Expressed and non-expressed opinions

04/04/2006 Tigran PASKEVICHYAN

John Milton, who was truly considered as the founder of the bureaucratic theory of free media, believed that a person must have the opportunity to hear what others say and say what he wants to say.

“Give me the freedom to know, express my own opinions and, most importantly, judge without a sense of remorse,” said Milton back in the 17th century. Even after 300 years, all we want is the freedom to hear and express ourselves, but as every dictatorship, the Soviet Union also placed “high” value on speech and did everything it could to make sure nobody said anything different. “Glasnost”, in other words freedom of speech, was the slogan which guided the Soviet Union during the perestroika period and eventually led up to or organized the collapse of the union. But that freedom of speech didn’t really mean freedom of speech even until the collapse. Perhaps we could consider that freedom of speech when people were no longer persecuted for saying something in a café, but it was not freedom of press. After all, freedom of press is the organized way of freedom of speech. If anyone asks me about freedom of press in Armenia, I can’t say that there is no freedom. Any citizen of Armenia has the right to gather information and open a newspaper edition, printing and publishing houses are private and are supposedly out of state control, there is no censure and, in contrast to other post-Soviet republics, Armenia doesn’t have a mass media governmental department. Based on all this, I can say that Armenia has freedom of press, but that is just from the outside. In reality, the press isn’t free and there are many and, at times, incomprehensible reasons for that. American expert Jeffrey Sax says the following about Russian press.

“They called us to the patient, but when we laid him down and cut him, we suddenly noticed that the patient had different body parts, which we hadn’t studied at the institute.”

Jeffrey Sax confesses that Western democracies are simply enforcing their cultural and institutional dogmas without asking themselves whether or not they correspond to our mentalities and traditions. For example, do they know that licensed Armenian television networks are still controlled by the state? The state doesn’t demand censuring plots and texts, but the financing by the oligarch serves as both an editor and censurer. Foreigners don’t know that whereas journalists were afraid of censure due to penalties during the Soviet Union, now they are simply afraid of losing their jobs.

The state is not doing anything to overcome this. When the “A1+” television network was prohibited from broadcasting its programs, some television networks that have an impact on the people turned pro-government. Armenian radio stations broadcast programs for the 15-25 age group. Newspapers don’t have enough readers to have an impact on the three branches of government by themselves or with help by their readers. The number of MP or some political party voters is higher than that of the copies of each Armenian newspaper; basically, each MP knows for a fact that he has more votes than there are people reading newspapers.

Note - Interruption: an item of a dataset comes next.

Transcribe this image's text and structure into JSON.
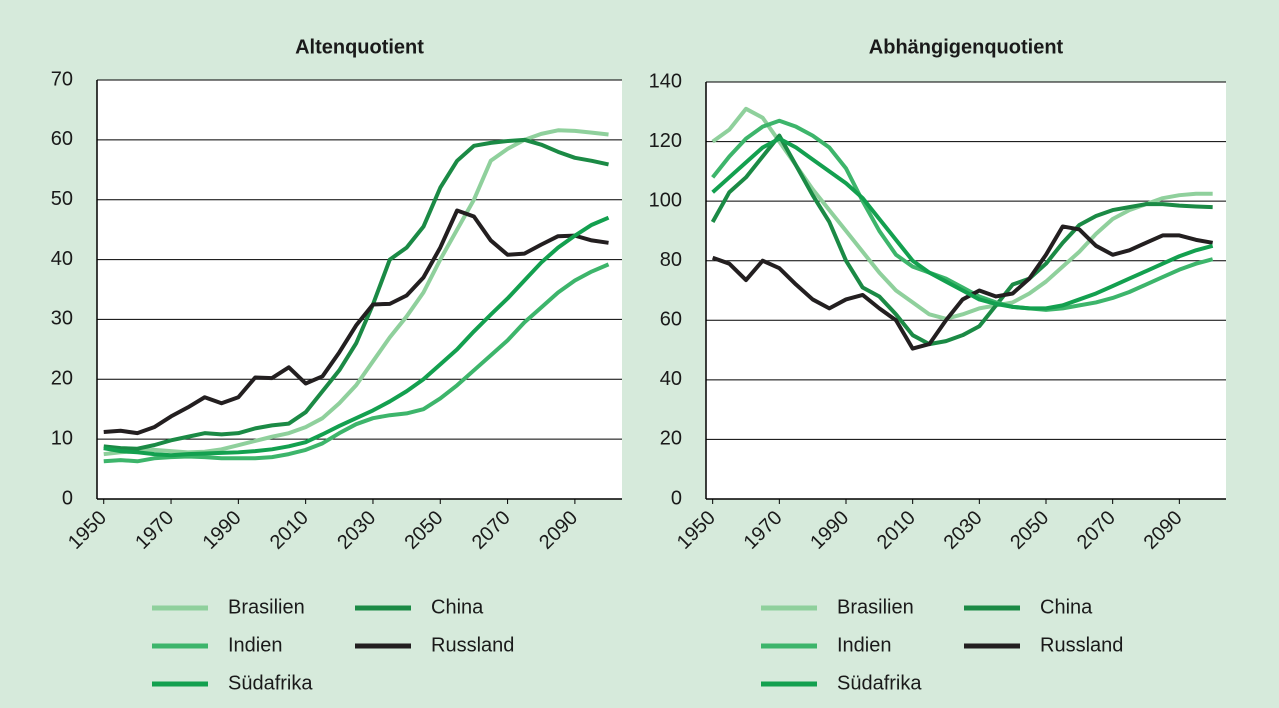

Armenian reality hasn’t gotten up to the point where freedom of speech plays a role in society, in other words, it hasn’t turned into a cornerstone for the modern market, democratic and political system of society. Freedom of speech is not higher than the freedom of property, competition, etc.

We used to dream of liberating ourselves from the communist ideology and looked towards the West. Western values seemed Etalon to us. More than 25 years ago, American journalist Walter Cronkite said:

“Freedom of speech is not important for democracy, but rather it’s democracy itself.”

Society gives journalists the right to speak on behalf of them and criticize the authorities because citizens can only criticize authorities during elections by voting for this or that MP and not voting for the other. This is how citizens give journalists the right to criticize authorities every day.

This is right in normal, stable countries. However, in Armenia, due to the low number of readers, journalists can’t fight against the authorities. Whereas families used to subscribe to receive five to six newspapers and two to three journals back in the Soviet Union, now people barely have enough to buy one or two newspapers. If the number of readers goes down, then “others” will come and take control.

Under these conditions, freedom of speech shrinks and it is looked at as society’s right to get information. After all, the printed newspaper sold at kiosks already says a lot about that right, but freedom of press is limited when the citizen doesn’t even have money to buy a newspaper.

The abovementioned, including the right to base mass media, lack of censure, etc. are used by the state to fend off Western forces. But whenever people start talking about the role that press plays in the country, they tie it to the government’s freedom and even get up to the point where they consider presenting their negative sides.

Unfortunately, Armenians don’t understand that a country can’t prosper without freedom of press and that it is much easier to control the freely expressed opinion rather than the opinion that isn’t expressed.